Vincent Sosthène Fouda écrit aux « ambazoniens »

Le motif de cette sortie de l’homme politique et universitaire à l’endroit des frères du Noso est du à  l’enlèvement des prêtres de l’archidiocèse de Bamenda.

Frères,

Votre combat naît d’une soif de justice et d’une longue histoire de souffrance. Personne ne peut nier les blessures de votre peuple, ni les humiliations qui vous poussent à vous lever. Mais je vous le dis avec la voix des pauvres et des prophètes : la justice ne peut jamais naître de l’injustice, ni la liberté de la captivité des innocents. Je tiens ces mots du Cardinal Tumi.

Vous avez enlevé six prêtres. Ce sont des fils de paysans, des enfants de femmes qui portent la houe sur l’épaule et le panier sur la tête, en quête d’une maigre pitance pour survivre. Ces prêtres ne sont pas vos ennemis : ils sont pauvres parmi les pauvres, compagnons de vos souffrances, témoins de vos larmes. Les priver de liberté, c’est frapper votre propre peuple, c’est crucifier une fois de plus le Christ qui se fait présent dans les plus humbles. Je le crois profondément.

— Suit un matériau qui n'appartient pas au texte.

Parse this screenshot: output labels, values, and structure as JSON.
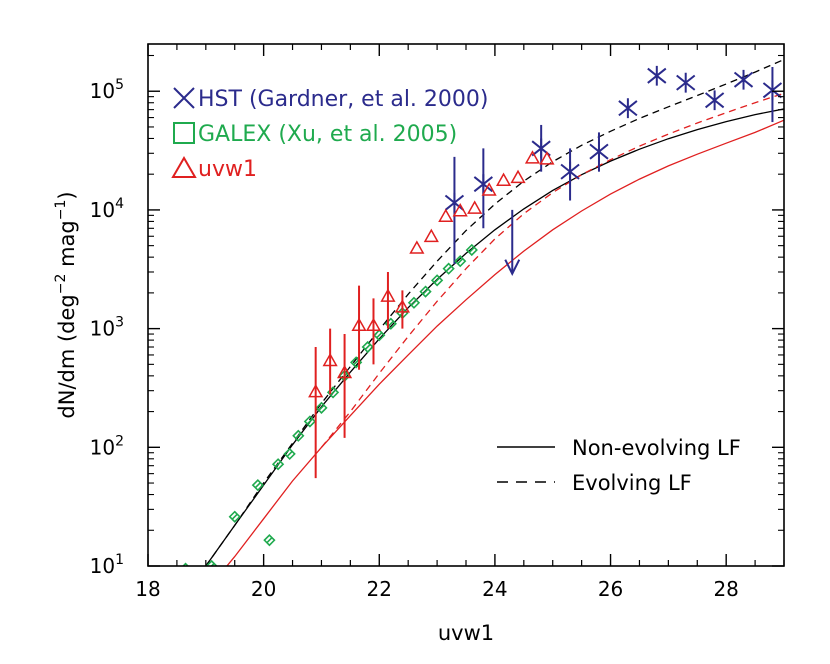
{
  "chart_data": {
    "type": "scatter",
    "xlabel": "uvw1",
    "ylabel_text": "dN/dm (deg",
    "ylabel_sup1": "−2",
    "ylabel_mid": " mag",
    "ylabel_sup2": "−1",
    "ylabel_end": ")",
    "xlim": [
      18,
      29
    ],
    "ylim": [
      10,
      250000
    ],
    "yscale": "log",
    "x_ticks": [
      {
        "value": 18,
        "label": "18"
      },
      {
        "value": 20,
        "label": "20"
      },
      {
        "value": 22,
        "label": "22"
      },
      {
        "value": 24,
        "label": "24"
      },
      {
        "value": 26,
        "label": "26"
      },
      {
        "value": 28,
        "label": "28"
      }
    ],
    "y_ticks": [
      {
        "value": 10,
        "base": "10",
        "exp": "1"
      },
      {
        "value": 100,
        "base": "10",
        "exp": "2"
      },
      {
        "value": 1000,
        "base": "10",
        "exp": "3"
      },
      {
        "value": 10000,
        "base": "10",
        "exp": "4"
      },
      {
        "value": 100000,
        "base": "10",
        "exp": "5"
      }
    ],
    "colors": {
      "hst": "#2b2b8c",
      "galex": "#1faa4e",
      "uvw1": "#e02020",
      "model_black": "#000000",
      "model_red": "#e02020"
    },
    "legend_points": [
      {
        "label": "HST (Gardner, et al. 2000)",
        "marker": "x",
        "color": "#2b2b8c"
      },
      {
        "label": "GALEX (Xu, et al. 2005)",
        "marker": "square",
        "color": "#1faa4e"
      },
      {
        "label": "uvw1",
        "marker": "triangle",
        "color": "#e02020"
      }
    ],
    "legend_lines": [
      {
        "label": "Non-evolving LF",
        "style": "solid"
      },
      {
        "label": "Evolving LF",
        "style": "dashed"
      }
    ],
    "series": [
      {
        "name": "HST (Gardner, et al. 2000)",
        "marker": "asterisk",
        "color": "#2b2b8c",
        "points": [
          {
            "x": 23.3,
            "y": 11500,
            "lo": 3500,
            "hi": 28000
          },
          {
            "x": 23.8,
            "y": 16500,
            "lo": 7000,
            "hi": 33000
          },
          {
            "x": 24.3,
            "upper_limit": 10000,
            "arrow_to": 2900
          },
          {
            "x": 24.8,
            "y": 33000,
            "lo": 21000,
            "hi": 52000
          },
          {
            "x": 25.3,
            "y": 21000,
            "lo": 12000,
            "hi": 33000
          },
          {
            "x": 25.8,
            "y": 31000,
            "lo": 21000,
            "hi": 45000
          },
          {
            "x": 26.3,
            "y": 72000
          },
          {
            "x": 26.8,
            "y": 135000
          },
          {
            "x": 27.3,
            "y": 118000
          },
          {
            "x": 27.8,
            "y": 84000
          },
          {
            "x": 28.3,
            "y": 125000
          },
          {
            "x": 28.8,
            "y": 102000,
            "lo": 55000,
            "hi": 160000
          }
        ]
      },
      {
        "name": "GALEX (Xu, et al. 2005)",
        "marker": "diamond",
        "color": "#1faa4e",
        "points": [
          {
            "x": 18.65,
            "y": 9.5
          },
          {
            "x": 19.1,
            "y": 10
          },
          {
            "x": 19.5,
            "y": 26
          },
          {
            "x": 19.9,
            "y": 48
          },
          {
            "x": 20.1,
            "y": 16.5
          },
          {
            "x": 20.25,
            "y": 72
          },
          {
            "x": 20.45,
            "y": 88
          },
          {
            "x": 20.6,
            "y": 125
          },
          {
            "x": 20.8,
            "y": 165
          },
          {
            "x": 21.0,
            "y": 215
          },
          {
            "x": 21.2,
            "y": 290
          },
          {
            "x": 21.4,
            "y": 400
          },
          {
            "x": 21.6,
            "y": 520
          },
          {
            "x": 21.8,
            "y": 700
          },
          {
            "x": 22.0,
            "y": 880
          },
          {
            "x": 22.2,
            "y": 1100
          },
          {
            "x": 22.4,
            "y": 1350
          },
          {
            "x": 22.6,
            "y": 1650
          },
          {
            "x": 22.8,
            "y": 2050
          },
          {
            "x": 23.0,
            "y": 2550
          },
          {
            "x": 23.2,
            "y": 3200
          },
          {
            "x": 23.4,
            "y": 3700
          },
          {
            "x": 23.6,
            "y": 4600
          }
        ]
      },
      {
        "name": "uvw1",
        "marker": "triangle",
        "color": "#e02020",
        "points": [
          {
            "x": 20.9,
            "y": 290,
            "lo": 55,
            "hi": 700
          },
          {
            "x": 21.15,
            "y": 530,
            "lo": 280,
            "hi": 1000
          },
          {
            "x": 21.4,
            "y": 420,
            "lo": 120,
            "hi": 900
          },
          {
            "x": 21.65,
            "y": 1050,
            "lo": 450,
            "hi": 2300
          },
          {
            "x": 21.9,
            "y": 1050,
            "lo": 500,
            "hi": 1800
          },
          {
            "x": 22.15,
            "y": 1850,
            "lo": 1000,
            "hi": 3000
          },
          {
            "x": 22.4,
            "y": 1500,
            "lo": 1000,
            "hi": 2100
          },
          {
            "x": 22.65,
            "y": 4700
          },
          {
            "x": 22.9,
            "y": 5900
          },
          {
            "x": 23.15,
            "y": 8700
          },
          {
            "x": 23.4,
            "y": 9700
          },
          {
            "x": 23.65,
            "y": 10200
          },
          {
            "x": 23.9,
            "y": 14500
          },
          {
            "x": 24.15,
            "y": 17500
          },
          {
            "x": 24.4,
            "y": 18500
          },
          {
            "x": 24.65,
            "y": 27000
          },
          {
            "x": 24.9,
            "y": 26500
          }
        ]
      },
      {
        "name": "Non-evolving LF",
        "line": "solid",
        "color": "#000000",
        "points": [
          [
            18.8,
            7
          ],
          [
            19.0,
            10
          ],
          [
            19.5,
            22
          ],
          [
            20.0,
            48
          ],
          [
            20.5,
            105
          ],
          [
            21.0,
            220
          ],
          [
            21.5,
            430
          ],
          [
            22.0,
            820
          ],
          [
            22.5,
            1500
          ],
          [
            23.0,
            2600
          ],
          [
            23.5,
            4300
          ],
          [
            24.0,
            6800
          ],
          [
            24.5,
            10200
          ],
          [
            25.0,
            14600
          ],
          [
            25.5,
            19800
          ],
          [
            26.0,
            25800
          ],
          [
            26.5,
            32500
          ],
          [
            27.0,
            39800
          ],
          [
            27.5,
            47500
          ],
          [
            28.0,
            55500
          ],
          [
            28.5,
            63500
          ],
          [
            29.0,
            71000
          ]
        ]
      },
      {
        "name": "Non-evolving LF (red)",
        "line": "solid",
        "color": "#e02020",
        "points": [
          [
            19.2,
            8
          ],
          [
            19.5,
            12
          ],
          [
            20.0,
            25
          ],
          [
            20.5,
            52
          ],
          [
            21.0,
            100
          ],
          [
            21.5,
            185
          ],
          [
            22.0,
            340
          ],
          [
            22.5,
            600
          ],
          [
            23.0,
            1050
          ],
          [
            23.5,
            1750
          ],
          [
            24.0,
            2850
          ],
          [
            24.5,
            4500
          ],
          [
            25.0,
            6800
          ],
          [
            25.5,
            9800
          ],
          [
            26.0,
            13600
          ],
          [
            26.5,
            18200
          ],
          [
            27.0,
            23500
          ],
          [
            27.5,
            29500
          ],
          [
            28.0,
            36500
          ],
          [
            28.5,
            45000
          ],
          [
            29.0,
            57000
          ]
        ]
      },
      {
        "name": "Evolving LF",
        "line": "dashed",
        "color": "#000000",
        "points": [
          [
            18.9,
            8
          ],
          [
            19.0,
            10
          ],
          [
            19.5,
            22
          ],
          [
            20.0,
            50
          ],
          [
            20.5,
            108
          ],
          [
            21.0,
            235
          ],
          [
            21.5,
            480
          ],
          [
            22.0,
            980
          ],
          [
            22.5,
            1950
          ],
          [
            23.0,
            3700
          ],
          [
            23.5,
            6700
          ],
          [
            24.0,
            11200
          ],
          [
            24.5,
            17500
          ],
          [
            25.0,
            25500
          ],
          [
            25.5,
            35000
          ],
          [
            26.0,
            46000
          ],
          [
            26.5,
            59000
          ],
          [
            27.0,
            74000
          ],
          [
            27.5,
            92000
          ],
          [
            28.0,
            115000
          ],
          [
            28.5,
            145000
          ],
          [
            29.0,
            185000
          ]
        ]
      },
      {
        "name": "Evolving LF (red)",
        "line": "dashed",
        "color": "#e02020",
        "points": [
          [
            21.0,
            100
          ],
          [
            21.5,
            200
          ],
          [
            22.0,
            420
          ],
          [
            22.5,
            860
          ],
          [
            23.0,
            1700
          ],
          [
            23.5,
            3200
          ],
          [
            24.0,
            5700
          ],
          [
            24.5,
            9300
          ],
          [
            25.0,
            14000
          ],
          [
            25.5,
            19800
          ],
          [
            26.0,
            26500
          ],
          [
            26.5,
            34500
          ],
          [
            27.0,
            43500
          ],
          [
            27.5,
            54000
          ],
          [
            28.0,
            66000
          ],
          [
            28.5,
            80000
          ],
          [
            29.0,
            96000
          ]
        ]
      }
    ]
  }
}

Si vous voulez que votre combat soit entendu, ne frappez pas les faibles. Dirigez vos paroles et vos gestes vers ceux qui portent le pouvoir, vers ceux qui décident et qui parlent au nom des institutions. Tenez! Pourquoi ne pas enlever l’archevêque Bamenda, il est le president de la conférence des évêques du Cameroun. C’est lui qui a invité le Nonce dans sa cathédrale. NON ne touchez pas aux serviteurs qui partagent votre misère. Libérez-les, et vous retrouverez la dignité de votre cause.

Souvenez-vous : la théologie de la libération que portait déjà Bernard Fonlon nous enseigne que Dieu se tient du côté des opprimés, mais jamais du côté de ceux qui oppriment, même au nom d’une cause juste. La violence contre les innocents défigure votre lutte et la transforme en crime. La libération véritable ne se construit pas sur les chaînes des pauvres, mais sur la solidarité, la vérité et le courage de dénoncer les puissants.

Je vous appelle, au nom du Christ pauvre et crucifié, à libérer ces prêtres. Ne laissez pas votre combat se perdre dans les ténèbres de l’injustice. Que votre lutte soit lumière, et non obscurité. Que votre voix soit prophétique, et non criminelle. Que votre chemin soit celui de la dignité, et non de la honte.

Frères, écoutez le cri des pauvres : libérez vos frères prêtres, et que votre combat retrouve sa vérité.